Every August, the Edinburgh International Festival transforms one of the world’s most beautiful cities, presenting three exhilarating weeks of the finest creators and performers from the worlds of the arts – for everyone.
Edinburgh’s six major theatres and concert halls, a few smaller venues and often some unconventional ones too, come alive with the best classical music, theatre, opera, dance and visual art from around the globe.
Edinburg Internatinal Festival is highly playing with mobile / Social Network / Augmented reality tools :
1. EdTwinge – (extract of mashable.com) – If you’re lucky enough to have made it to Edinburgh’s Fringe Festival, the world’s biggest arts festival, you might have a little trouble working out what acts to see. Never fear: there’s now a service that scans Twitter for reviews of Fringe performances and assigns a score to each.
The service, called EdTwinge, was developed by Mike Coulter, Andrew Burnett, Jim Wolff and digital agency Blonde. They say of the site:
EdTwinge.com is a Twitter-powered review service that collects any tweet that mentions a festival show, then does some clever analysis on whether people like or dislike it,
and provides a realtime Top 10 of acts in each main genre. You can also see what people are saying about each show, and connect with any acts that have a Twitter name.
This “karma” system is particuarly intriguing: if proven to work, it could be extended to hundreds of Twitter () topics from restaurant reviews to concert ratings.
2. The Festival Program and more is an iphone app – Edfest (The Gardian Extract)
In the 18 months I’ve owned it, my iPhone is solved numerous problems I didn’t know I had. There’s the MiniPiano application, with its tiny virtual keyboard – perfect for picking out a tune with one finger, should I ever feel the need. There’s Shazam, which does what my brain used to: listen to any song and remind me what it’s called. Now there’s a new free app called EdFest, offering to be my "guide to the festival city". Do I need a guide to the festival city? I look at my tattered fringe programme, its pages curled from too much rain. Maybe I do.
My iPhone odyssey begins on the Royal Mile. I hit the button marked Edfest, it asks me where I am, and a menu of genres appears. This looks hopeful: I can search events not only by title, start time and rating, but by proximity. Daniel Kitson is only 721 metres and 22 minutes away, and presumably this is the show rather than Kitson himself (the comedian stalker app isn’t yet available). Stacy Meyer is closer (just 24 metres away at the Underbelly), but she doesn’t start for another eight hours.

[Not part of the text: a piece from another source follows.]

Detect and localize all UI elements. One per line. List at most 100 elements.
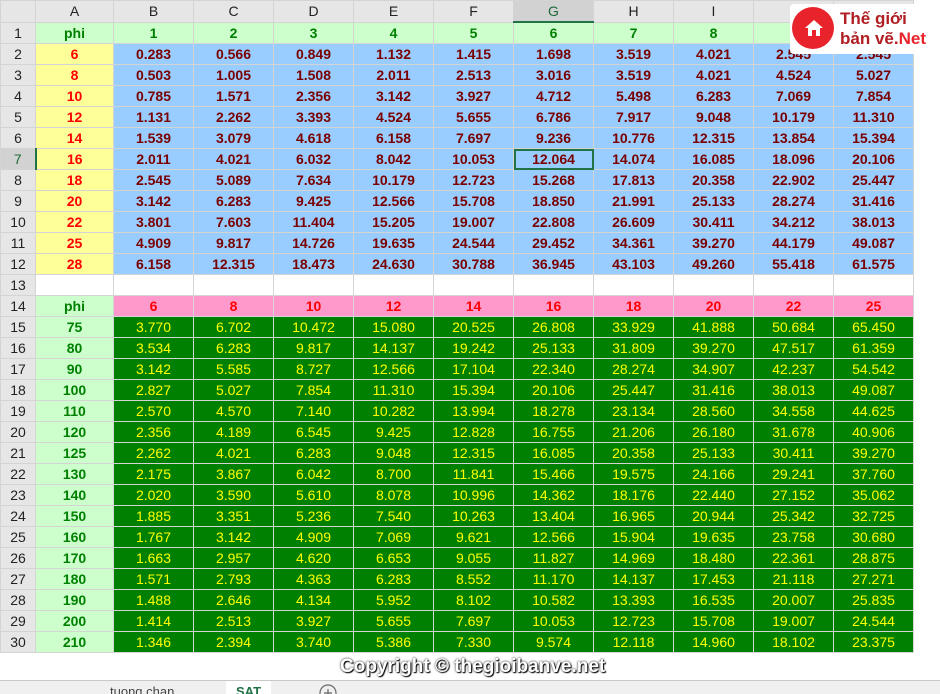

That’s too long a wait, but I’m enjoying the festival satnav. I meander down Chambers Street, giddy with possibility. A blues bar is just 324 metres away, my phone says. Tales of the Apocalypse – "gravity-defying aerial circus conjuring up imagery of imminent doom" – is even closer, at 232 metres, and about to start. This is tempting, but I’m nearing the Pleasance and only sketch-based comedy will do. I’m homing in: 84 metres and counting to Late Night Gimp Fight. The box office still has tickets. Victory for the iPhone.

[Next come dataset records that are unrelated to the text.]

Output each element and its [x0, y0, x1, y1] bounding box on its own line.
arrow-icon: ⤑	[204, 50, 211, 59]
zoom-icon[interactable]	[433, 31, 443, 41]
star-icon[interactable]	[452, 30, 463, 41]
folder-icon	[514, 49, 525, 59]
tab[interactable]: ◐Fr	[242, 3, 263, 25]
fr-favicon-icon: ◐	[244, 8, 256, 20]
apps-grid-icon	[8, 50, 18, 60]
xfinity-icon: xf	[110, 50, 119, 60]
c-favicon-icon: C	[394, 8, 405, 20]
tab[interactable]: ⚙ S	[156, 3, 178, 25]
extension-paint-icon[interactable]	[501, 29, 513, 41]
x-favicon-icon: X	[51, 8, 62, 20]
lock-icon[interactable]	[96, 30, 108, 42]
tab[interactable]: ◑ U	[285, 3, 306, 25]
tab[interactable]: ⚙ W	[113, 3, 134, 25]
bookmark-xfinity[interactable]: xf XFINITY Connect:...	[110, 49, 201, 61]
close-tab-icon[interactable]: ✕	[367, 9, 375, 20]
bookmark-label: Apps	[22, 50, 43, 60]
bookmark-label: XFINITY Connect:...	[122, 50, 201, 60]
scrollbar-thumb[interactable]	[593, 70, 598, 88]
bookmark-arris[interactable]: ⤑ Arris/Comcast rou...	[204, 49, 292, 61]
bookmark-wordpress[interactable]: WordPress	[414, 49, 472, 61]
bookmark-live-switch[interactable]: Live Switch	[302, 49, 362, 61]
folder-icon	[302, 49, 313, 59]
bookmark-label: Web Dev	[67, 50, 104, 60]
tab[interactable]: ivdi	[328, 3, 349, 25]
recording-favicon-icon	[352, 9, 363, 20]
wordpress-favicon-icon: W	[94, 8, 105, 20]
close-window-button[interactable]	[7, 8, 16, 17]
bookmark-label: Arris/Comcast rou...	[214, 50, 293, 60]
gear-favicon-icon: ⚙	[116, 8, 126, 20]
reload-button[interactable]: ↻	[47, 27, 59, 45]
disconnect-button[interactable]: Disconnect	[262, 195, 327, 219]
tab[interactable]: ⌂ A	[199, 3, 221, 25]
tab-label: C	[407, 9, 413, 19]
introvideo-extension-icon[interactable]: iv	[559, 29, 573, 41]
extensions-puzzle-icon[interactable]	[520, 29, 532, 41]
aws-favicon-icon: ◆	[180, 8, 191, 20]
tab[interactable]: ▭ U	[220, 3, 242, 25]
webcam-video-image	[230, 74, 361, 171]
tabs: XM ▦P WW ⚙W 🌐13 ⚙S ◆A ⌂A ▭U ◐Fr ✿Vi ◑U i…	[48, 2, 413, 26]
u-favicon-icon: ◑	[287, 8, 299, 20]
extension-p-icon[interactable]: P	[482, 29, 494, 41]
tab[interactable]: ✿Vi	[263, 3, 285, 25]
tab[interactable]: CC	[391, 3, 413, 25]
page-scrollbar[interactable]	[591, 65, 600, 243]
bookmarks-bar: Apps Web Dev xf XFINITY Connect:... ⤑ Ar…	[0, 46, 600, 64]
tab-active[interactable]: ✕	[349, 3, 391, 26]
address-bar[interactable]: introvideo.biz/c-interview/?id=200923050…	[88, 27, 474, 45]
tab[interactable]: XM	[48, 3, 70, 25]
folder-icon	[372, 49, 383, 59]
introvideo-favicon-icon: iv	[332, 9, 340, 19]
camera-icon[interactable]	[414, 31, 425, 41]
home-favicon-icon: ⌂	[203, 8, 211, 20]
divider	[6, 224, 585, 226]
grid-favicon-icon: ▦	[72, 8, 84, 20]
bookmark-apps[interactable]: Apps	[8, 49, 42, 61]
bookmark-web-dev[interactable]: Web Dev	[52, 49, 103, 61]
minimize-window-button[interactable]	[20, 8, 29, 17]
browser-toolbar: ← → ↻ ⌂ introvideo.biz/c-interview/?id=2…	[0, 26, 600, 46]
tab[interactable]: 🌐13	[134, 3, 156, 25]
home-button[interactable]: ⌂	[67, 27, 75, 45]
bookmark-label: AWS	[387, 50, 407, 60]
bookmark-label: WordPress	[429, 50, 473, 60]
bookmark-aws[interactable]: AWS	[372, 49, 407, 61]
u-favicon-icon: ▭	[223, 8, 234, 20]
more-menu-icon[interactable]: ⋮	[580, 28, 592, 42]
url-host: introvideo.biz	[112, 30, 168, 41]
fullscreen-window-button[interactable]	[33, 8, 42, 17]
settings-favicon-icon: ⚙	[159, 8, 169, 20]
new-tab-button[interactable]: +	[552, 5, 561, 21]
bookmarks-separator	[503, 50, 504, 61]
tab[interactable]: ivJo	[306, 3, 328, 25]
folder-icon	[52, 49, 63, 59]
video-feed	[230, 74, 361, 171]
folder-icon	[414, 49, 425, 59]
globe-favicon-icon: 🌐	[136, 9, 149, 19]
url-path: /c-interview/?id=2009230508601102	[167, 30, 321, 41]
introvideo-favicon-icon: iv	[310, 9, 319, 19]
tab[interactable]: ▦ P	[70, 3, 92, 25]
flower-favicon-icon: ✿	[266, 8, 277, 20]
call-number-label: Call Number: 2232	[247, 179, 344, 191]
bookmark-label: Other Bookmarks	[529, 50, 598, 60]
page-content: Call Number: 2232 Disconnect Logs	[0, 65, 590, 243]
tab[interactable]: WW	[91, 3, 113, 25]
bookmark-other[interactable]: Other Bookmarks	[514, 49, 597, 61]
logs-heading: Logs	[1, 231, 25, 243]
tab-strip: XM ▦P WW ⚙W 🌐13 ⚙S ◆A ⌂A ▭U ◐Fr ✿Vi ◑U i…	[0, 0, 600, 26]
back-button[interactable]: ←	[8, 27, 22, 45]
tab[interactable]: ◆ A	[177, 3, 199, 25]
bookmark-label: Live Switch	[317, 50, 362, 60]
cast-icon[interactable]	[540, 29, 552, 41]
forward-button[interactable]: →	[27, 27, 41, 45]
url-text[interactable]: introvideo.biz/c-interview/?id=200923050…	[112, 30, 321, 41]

But in the bustle of the beer garden, I feel a little sad pawing away at my tiny screen. I get chatting to a mother and daughter from Belfast. They rely on old-fashioned tips, such as word of mouth and flyers. "We read the reviews carefully," the mother says. Would they take advice from a phone? The daughter looks at me: I detect pity. "Only if I had time on my hands," she says.